# 30 Gal. Tank Build



## Kasie (Oct 31, 2011)

New to me 30 Gallon Tank. Just finished cleaning it. It came with alot of extras including a magnum 350 canister filter... I am unfamilar with canister filters, I have only used the hang on the back ones with my smaller 10 gallon. What kinds of things should I be aware of with these types of filters? Should I used the micron filter or the carbon canister?

I plan on stocking the tank with live plants and a couple of Angel fish... thought about gouramis and tiger barbs as tank mates but am still unsure... What are your thoughts as to what would go best with angels?

:fish9:


----------



## SevenNoOni (Oct 11, 2011)

Well I've read canister filters are good for plants... however I'm still looking to buy my first so take that comment with a grain of salt LOL. I had angels for a little while.. They did okay with the neons i had in the tank... However it was a 65G tank.. so a little bigger then yours.. I did end up gifting them to another fish lover as mine began to get "Pissy" with everything.. I'm not sure if it was them or not but my stem plants kept being pulled up. But could of been anything.. They are beautiful fish and i wish i could keep them with my tank mates now lol.. anyhow Cant wait to see pics of your tank when its up n running!


----------



## Hutch (Nov 16, 2010)

I setup a free 36 gallon a few weeks ago with live plants. I had a magnum 350 that has been sitting around for 10 years. I bought it originally for a 55 gallon with Oscars and it worked well on that tank.

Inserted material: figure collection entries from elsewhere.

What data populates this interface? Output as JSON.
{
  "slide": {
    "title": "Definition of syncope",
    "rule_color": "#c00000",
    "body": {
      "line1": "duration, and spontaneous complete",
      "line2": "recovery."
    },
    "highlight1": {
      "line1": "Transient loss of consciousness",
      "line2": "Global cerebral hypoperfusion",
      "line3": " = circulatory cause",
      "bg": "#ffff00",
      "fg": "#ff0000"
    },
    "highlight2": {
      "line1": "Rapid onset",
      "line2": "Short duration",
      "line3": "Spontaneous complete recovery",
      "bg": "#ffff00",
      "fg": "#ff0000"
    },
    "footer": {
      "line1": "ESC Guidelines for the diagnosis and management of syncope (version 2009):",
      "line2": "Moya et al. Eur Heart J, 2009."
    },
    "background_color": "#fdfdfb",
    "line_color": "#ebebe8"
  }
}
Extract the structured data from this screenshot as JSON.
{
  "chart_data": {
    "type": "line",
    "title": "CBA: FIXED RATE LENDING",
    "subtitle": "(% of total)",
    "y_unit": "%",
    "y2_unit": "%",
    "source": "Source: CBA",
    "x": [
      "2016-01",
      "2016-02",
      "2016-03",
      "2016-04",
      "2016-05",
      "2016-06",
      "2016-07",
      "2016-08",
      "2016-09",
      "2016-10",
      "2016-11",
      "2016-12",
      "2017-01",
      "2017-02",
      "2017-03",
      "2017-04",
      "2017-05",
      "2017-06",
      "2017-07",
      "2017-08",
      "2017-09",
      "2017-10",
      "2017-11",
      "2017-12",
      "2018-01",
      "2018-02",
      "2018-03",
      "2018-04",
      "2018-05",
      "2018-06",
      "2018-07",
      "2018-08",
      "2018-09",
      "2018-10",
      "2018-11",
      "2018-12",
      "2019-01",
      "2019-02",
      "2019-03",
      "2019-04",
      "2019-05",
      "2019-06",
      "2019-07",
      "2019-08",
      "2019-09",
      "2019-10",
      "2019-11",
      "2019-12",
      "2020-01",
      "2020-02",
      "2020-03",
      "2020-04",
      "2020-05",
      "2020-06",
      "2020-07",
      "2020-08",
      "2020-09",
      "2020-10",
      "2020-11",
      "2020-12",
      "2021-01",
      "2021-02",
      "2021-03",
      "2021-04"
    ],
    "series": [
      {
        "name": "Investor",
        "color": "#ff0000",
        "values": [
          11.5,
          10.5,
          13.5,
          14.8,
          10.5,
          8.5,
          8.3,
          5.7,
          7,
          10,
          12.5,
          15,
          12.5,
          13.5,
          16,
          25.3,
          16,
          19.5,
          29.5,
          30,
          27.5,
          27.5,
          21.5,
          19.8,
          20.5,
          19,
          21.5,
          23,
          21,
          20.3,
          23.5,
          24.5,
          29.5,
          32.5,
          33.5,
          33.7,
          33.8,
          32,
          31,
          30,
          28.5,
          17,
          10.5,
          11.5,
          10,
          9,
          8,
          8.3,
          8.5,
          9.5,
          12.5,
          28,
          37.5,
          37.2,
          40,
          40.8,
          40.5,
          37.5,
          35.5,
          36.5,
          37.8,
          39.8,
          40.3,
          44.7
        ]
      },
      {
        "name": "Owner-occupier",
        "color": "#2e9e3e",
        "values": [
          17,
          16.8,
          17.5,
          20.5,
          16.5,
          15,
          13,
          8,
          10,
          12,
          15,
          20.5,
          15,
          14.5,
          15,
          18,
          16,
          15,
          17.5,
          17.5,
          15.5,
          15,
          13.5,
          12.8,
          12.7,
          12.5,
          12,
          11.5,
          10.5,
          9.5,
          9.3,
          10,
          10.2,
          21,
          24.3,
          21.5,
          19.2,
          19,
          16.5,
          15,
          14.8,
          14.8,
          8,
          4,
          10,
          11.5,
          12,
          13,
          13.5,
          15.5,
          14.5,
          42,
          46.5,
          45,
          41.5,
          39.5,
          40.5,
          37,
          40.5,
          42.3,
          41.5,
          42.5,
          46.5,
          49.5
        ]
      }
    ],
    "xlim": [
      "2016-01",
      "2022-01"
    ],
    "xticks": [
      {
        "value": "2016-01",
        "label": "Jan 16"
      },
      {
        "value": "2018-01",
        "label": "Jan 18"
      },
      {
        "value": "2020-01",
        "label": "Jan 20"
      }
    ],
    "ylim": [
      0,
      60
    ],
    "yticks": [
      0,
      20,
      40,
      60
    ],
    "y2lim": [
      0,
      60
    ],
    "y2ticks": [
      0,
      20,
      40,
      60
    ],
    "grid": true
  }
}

On the 36, the output of the Magnum 350 was too much for the plants so I ended up switching to a HOB filter. I had planned on filling the center with some ceramic bio-cylinders rather than charcoal but never got that far.


----------



## Summer (Oct 3, 2011)

be careful with angels in a 30 gal, they do like some room to swim around and if you end up with two males one will probably die due to not enough room to stake out territories. If you do put two angels in there i wouldnt put much else in.


----------



## Kasie (Oct 31, 2011)

Thanks for all the help and info. I will be sure to post pics. I will be careful when deciding on fish.


----------



## zero (Mar 27, 2012)

oooh i wana see pics


----------



## Kasie (Oct 31, 2011)

Husband suprised me with a new filter today. HOB penguin 200, was going to buy parts needed for the canister but LFS didnt have any of the parts needed. He is currently painting the back of the tank for me as well. Cant wait to get it going...


----------



## Kasie (Oct 31, 2011)

The tank is in its cycling process. I add 3 rasbora's to help with that and am monitoring the chemicals closely. still trying to decide on fish... currently looking at cichlid's either the Bolivian rams or the dwarf flag's. I have heard both are pretty hardy and not as picky about their water conditions. In your experience or opinions what would be some good tank mates to either of these fish with the 30 gallon tank?


----------